Results from one of the largest clinical trial programmes to date of a dopamine agonist in patients with primary restless legs syndrome (RLS) have demonstrated that ropinirole, 0.25-4.0 mg once daily 1-3 hours before bedtime, is associated with significant improvements in RLS symptoms, sleep parameters and quality-of-life measures, compared with placebo. Analyses were conducted in a subpopulation of patients with a baseline score on the International Restless Legs Scale (IRLS) of at least 24 points.

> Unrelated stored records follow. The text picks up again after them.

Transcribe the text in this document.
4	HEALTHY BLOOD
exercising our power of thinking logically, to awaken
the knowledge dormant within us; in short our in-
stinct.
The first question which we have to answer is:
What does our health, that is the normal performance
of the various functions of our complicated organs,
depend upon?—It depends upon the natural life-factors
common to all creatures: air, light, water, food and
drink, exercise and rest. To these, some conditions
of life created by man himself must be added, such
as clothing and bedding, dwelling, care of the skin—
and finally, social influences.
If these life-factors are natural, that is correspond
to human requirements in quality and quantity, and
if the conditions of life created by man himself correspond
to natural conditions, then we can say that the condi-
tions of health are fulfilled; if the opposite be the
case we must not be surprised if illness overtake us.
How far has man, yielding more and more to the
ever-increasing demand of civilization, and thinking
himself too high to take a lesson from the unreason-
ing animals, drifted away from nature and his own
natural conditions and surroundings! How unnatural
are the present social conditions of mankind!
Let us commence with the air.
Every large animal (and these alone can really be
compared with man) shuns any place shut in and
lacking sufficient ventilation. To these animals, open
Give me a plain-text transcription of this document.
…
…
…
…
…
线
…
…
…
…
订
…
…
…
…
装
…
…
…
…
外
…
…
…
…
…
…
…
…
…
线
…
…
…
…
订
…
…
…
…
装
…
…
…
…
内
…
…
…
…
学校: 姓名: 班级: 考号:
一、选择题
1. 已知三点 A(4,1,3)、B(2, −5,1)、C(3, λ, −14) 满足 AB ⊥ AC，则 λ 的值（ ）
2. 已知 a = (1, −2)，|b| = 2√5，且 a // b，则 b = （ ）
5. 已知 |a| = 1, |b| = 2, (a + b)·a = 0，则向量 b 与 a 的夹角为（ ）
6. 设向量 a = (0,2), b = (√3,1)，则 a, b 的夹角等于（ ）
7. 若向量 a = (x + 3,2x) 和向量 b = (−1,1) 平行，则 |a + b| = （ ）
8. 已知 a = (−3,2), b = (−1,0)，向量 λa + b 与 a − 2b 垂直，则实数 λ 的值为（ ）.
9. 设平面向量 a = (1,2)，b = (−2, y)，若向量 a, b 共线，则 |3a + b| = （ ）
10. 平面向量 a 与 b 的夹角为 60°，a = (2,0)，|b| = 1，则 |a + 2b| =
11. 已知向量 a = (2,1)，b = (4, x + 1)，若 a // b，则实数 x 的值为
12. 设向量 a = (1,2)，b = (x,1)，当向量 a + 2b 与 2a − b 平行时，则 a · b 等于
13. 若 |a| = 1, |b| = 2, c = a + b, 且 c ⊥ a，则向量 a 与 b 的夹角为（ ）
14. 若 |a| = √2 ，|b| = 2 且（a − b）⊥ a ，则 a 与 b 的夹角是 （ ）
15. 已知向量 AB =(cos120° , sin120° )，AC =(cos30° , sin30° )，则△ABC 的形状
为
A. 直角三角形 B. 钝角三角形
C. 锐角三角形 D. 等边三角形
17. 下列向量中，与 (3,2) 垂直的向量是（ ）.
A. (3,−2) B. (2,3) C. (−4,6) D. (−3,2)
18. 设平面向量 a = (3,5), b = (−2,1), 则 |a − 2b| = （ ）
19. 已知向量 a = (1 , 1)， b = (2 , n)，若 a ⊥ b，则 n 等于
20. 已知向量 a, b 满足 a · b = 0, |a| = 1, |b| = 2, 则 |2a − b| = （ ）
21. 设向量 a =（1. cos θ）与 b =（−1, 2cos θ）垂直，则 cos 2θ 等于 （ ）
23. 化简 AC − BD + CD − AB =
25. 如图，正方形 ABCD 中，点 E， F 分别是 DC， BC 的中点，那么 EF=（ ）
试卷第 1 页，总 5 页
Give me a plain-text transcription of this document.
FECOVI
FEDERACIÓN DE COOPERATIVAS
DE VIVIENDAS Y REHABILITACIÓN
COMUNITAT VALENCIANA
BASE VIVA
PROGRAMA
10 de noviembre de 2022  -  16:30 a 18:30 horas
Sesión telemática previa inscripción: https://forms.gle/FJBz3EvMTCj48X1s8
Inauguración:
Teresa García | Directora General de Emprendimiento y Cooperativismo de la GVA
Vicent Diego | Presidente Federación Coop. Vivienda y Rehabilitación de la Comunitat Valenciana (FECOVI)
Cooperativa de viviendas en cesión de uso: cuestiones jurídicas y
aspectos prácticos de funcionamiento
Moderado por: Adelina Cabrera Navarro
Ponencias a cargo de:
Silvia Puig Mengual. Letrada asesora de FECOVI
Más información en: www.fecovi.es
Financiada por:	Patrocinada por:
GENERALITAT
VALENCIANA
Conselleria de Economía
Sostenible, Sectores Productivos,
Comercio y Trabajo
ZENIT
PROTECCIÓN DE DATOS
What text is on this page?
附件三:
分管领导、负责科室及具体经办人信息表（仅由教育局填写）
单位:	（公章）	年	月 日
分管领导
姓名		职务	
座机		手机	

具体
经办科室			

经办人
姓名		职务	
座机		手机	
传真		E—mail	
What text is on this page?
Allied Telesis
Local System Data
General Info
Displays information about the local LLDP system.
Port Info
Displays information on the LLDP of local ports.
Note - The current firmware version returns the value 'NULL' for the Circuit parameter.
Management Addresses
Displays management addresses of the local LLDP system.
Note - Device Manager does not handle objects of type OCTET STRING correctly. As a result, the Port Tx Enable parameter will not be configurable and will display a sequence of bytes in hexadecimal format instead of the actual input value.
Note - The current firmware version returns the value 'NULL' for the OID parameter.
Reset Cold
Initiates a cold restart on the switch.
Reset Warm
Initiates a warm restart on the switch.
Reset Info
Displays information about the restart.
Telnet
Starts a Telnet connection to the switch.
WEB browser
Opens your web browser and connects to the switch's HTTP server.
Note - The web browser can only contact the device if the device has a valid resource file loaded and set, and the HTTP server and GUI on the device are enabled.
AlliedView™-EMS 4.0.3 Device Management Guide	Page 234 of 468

RESEARCH DESIGN AND METHODS

Data was pooled from four, 12-week, pivotal studies: RESET PLM and TREAT RLS 1, 2 and US.

MAIN OUTCOME MEASURES

Covariate analysis demonstrated that the magnitude of treatment difference between ropinirole and placebo for change in IRLS total score (a measure of RLS symptom severity) increased with increasing baseline IRLS total score. Mean treatment difference was > 3 points in patients with a baseline total score > or = 24. Among this population, ropinirole treatment was associated with significant reduction in RLS symptom severity compared with placebo, along with significant improvements in global symptoms and sleep measures. A treatment benefit was also observed for measures of quality of life. Ropinirole is well tolerated in this patient population.

CONCLUSIONS

Patients with primary RLS and baseline IRLS total score > or = 24 gain clinically meaningful benefits from ropinirole treatment. As with the overall population in the ropinirole clinical trial programme, ropinirole was associated with improvements in RLS symptoms, global symptoms, sleep and quality of life and was well tolerated in patients with a baseline IRLS total score > or = 24.